Ein kleines Feuer knisterte und knackte in dem alten Kamin aus hellem Sandstein. Die Nachmittagssonne hatte sich durch die dunklen, schweren Wolken gekämpft und brachte das Innere der häuslichen Bücherei wahrlich zum Leuchten. Behaglichkeit und Wärme füllte die imposante Räumlichkeit, dennoch schluckte die junge Frau an dem Kloß, der sich in ihrem Hals verbarrikadiert hatte. Das, was ihr gerade eben zu Ohren gekommen war, schien an Absurdität und Unwahrheit nur so zu strotzen.

Lügenmärchen, zischte etwas in ihrem Unterbewusstsein und vergiftete ihre reinen und unvoreingenommenen Gedanken. Doch all die Neutralität, die sie so vehement verteidigt hatte, hatte schon zu bröckeln begonnen, noch ehe sie vor wenigen Stunden den Kiesweg zu diesem Anwesen entlang geschritten war.

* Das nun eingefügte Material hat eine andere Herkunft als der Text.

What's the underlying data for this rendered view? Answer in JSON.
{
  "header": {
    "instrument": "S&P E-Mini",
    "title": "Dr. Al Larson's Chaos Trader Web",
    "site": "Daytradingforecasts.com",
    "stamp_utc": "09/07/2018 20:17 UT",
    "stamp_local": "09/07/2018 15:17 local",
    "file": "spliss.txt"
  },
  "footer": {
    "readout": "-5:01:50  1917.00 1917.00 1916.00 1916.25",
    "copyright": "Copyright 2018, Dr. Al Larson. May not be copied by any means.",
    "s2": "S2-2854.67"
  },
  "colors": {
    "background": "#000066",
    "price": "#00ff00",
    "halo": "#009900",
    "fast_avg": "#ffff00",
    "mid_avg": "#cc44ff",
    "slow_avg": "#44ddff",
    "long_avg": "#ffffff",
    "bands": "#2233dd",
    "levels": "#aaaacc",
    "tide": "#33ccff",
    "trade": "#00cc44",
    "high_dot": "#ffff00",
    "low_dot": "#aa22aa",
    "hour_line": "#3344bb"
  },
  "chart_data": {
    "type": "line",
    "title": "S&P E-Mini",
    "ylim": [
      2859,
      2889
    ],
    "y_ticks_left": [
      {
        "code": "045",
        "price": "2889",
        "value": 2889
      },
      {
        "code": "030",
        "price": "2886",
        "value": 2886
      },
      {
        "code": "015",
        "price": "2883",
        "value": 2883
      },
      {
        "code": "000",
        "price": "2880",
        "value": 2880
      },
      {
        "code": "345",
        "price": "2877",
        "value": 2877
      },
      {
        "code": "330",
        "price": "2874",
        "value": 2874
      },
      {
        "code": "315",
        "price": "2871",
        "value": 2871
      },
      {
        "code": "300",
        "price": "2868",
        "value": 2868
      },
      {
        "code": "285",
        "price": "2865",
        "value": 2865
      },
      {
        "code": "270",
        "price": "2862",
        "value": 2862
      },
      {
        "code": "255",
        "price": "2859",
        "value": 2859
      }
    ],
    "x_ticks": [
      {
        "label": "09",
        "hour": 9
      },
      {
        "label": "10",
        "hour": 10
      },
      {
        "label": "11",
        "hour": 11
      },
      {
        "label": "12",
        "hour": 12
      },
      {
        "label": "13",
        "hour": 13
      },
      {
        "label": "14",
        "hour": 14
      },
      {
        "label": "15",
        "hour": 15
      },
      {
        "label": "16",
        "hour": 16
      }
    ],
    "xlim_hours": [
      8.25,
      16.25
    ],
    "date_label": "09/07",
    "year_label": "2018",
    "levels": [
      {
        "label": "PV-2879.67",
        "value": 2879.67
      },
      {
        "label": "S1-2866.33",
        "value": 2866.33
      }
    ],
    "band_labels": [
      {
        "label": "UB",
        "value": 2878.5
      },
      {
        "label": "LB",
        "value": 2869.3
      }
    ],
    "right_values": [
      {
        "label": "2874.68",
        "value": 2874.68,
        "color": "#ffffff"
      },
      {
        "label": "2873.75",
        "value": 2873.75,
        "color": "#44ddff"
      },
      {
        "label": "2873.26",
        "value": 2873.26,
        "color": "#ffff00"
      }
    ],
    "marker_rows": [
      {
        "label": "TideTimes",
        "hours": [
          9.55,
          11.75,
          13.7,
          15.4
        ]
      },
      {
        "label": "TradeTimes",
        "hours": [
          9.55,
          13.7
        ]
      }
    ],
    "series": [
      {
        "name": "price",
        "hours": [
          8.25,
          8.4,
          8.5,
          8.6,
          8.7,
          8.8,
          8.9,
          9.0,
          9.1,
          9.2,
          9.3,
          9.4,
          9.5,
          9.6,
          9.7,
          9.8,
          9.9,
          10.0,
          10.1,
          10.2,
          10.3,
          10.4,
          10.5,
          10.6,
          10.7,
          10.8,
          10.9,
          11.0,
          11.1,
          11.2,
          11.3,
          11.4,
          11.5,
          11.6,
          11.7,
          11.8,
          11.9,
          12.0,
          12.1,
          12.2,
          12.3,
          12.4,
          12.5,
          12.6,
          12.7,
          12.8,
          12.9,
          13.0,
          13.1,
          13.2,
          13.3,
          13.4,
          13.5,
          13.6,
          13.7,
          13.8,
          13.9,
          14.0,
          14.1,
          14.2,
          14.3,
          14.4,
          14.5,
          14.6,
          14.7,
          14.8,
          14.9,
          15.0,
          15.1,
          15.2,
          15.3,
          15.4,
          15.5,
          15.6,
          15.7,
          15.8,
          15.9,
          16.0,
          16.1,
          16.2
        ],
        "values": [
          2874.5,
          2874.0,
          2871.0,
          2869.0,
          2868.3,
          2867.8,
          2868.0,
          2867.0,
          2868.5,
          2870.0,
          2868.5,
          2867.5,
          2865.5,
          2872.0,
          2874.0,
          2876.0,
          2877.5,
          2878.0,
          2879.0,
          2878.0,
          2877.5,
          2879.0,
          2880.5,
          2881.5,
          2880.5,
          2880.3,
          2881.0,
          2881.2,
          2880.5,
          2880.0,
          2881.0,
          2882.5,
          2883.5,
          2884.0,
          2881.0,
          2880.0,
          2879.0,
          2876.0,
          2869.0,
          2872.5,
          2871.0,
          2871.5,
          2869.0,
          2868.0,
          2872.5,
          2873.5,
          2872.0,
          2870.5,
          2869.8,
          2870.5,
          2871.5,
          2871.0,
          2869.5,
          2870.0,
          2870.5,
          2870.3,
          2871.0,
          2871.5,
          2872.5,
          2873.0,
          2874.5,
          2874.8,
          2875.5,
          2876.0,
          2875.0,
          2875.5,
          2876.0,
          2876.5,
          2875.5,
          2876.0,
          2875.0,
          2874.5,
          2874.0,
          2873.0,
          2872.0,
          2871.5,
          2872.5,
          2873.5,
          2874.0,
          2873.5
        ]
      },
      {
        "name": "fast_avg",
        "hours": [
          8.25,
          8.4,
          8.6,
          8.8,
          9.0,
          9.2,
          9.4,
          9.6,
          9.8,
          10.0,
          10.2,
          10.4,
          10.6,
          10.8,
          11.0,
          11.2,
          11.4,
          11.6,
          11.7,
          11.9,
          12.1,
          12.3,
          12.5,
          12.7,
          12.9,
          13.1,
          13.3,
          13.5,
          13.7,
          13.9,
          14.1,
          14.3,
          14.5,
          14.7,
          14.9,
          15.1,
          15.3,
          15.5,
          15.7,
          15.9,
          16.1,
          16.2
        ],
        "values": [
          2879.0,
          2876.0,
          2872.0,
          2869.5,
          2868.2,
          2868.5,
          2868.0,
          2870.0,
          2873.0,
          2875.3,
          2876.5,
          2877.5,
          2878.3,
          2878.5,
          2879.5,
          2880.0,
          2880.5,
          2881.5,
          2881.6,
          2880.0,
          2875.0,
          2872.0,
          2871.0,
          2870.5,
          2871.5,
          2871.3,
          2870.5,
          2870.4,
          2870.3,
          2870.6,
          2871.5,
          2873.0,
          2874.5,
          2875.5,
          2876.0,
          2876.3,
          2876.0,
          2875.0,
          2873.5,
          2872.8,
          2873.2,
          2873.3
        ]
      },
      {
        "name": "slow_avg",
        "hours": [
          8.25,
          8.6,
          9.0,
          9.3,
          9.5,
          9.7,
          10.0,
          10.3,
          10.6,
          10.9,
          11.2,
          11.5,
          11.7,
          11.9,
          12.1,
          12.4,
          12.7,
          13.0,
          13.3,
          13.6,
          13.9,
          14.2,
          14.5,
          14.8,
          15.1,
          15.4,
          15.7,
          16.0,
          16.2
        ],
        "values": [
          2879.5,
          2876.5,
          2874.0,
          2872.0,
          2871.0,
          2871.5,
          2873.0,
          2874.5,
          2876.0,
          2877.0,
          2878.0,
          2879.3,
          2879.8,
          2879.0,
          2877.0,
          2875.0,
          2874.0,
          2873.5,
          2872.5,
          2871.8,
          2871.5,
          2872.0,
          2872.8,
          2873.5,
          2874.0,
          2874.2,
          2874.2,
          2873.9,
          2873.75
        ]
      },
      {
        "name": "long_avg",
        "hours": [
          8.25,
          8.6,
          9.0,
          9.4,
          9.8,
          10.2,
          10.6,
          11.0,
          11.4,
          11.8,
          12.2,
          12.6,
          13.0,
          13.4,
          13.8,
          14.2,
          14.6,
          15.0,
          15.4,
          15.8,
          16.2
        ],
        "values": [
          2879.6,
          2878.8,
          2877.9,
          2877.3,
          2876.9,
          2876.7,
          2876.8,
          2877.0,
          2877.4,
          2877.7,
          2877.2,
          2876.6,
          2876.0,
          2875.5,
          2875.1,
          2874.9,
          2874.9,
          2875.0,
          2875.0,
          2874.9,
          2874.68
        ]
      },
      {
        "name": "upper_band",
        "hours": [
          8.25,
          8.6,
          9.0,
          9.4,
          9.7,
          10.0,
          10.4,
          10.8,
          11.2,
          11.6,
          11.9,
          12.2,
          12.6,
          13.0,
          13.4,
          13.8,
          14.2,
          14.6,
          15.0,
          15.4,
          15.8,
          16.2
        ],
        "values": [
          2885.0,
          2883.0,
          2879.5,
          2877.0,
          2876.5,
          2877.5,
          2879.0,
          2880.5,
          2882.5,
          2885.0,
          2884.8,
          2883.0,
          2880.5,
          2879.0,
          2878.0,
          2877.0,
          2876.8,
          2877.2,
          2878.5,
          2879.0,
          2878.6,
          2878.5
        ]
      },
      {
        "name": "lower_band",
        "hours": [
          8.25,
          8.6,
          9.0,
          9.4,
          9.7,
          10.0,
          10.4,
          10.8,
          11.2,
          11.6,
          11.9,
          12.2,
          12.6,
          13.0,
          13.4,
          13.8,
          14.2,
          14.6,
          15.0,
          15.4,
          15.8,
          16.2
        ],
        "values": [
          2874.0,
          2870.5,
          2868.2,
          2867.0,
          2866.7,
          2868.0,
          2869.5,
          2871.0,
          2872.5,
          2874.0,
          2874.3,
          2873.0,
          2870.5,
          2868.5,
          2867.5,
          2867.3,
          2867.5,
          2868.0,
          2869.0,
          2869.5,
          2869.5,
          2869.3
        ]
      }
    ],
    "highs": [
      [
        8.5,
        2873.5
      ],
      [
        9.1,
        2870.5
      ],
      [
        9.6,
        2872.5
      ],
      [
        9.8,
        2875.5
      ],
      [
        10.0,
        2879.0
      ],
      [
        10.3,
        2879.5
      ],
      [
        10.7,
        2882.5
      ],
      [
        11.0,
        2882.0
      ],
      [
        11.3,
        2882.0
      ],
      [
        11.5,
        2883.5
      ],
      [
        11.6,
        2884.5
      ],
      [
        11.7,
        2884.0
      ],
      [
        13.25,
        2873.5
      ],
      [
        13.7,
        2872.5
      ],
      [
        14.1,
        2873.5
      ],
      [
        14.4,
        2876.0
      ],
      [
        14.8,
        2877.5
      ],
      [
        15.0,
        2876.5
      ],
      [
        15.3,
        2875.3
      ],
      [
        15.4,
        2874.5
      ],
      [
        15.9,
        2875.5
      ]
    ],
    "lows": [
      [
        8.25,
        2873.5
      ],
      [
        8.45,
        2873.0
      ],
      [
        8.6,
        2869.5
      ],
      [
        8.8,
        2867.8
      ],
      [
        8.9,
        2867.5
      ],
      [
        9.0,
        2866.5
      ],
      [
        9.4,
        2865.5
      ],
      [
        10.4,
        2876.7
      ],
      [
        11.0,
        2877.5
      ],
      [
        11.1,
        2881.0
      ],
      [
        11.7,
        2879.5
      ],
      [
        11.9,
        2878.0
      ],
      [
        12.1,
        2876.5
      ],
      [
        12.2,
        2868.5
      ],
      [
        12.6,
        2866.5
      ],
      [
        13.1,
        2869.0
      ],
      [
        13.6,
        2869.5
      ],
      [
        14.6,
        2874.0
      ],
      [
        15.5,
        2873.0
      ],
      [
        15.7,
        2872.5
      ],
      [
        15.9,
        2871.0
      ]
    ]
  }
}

Auch sie gehörte einst zu den besser gestellten Kreisen, doch hatten Vater und Mutter auf ein gesundes Maß an Vernunft und Bewusstsein gesetzt. Nie war sie verhätschelt oder gar verwöhnt worden. Katreace Elissabeth Margerite Bell war, trotz der vielen Namen, weder missraten, verzogen noch verkorkst. Obwohl Letzterem wahrscheinlich mehr Menschen zugestimmt hätten, als ihr lieb war. Sie war verkorkst, doch hatte sich dies in ihrer Leidenschaft am Quidditch gezeigt und bewiesen.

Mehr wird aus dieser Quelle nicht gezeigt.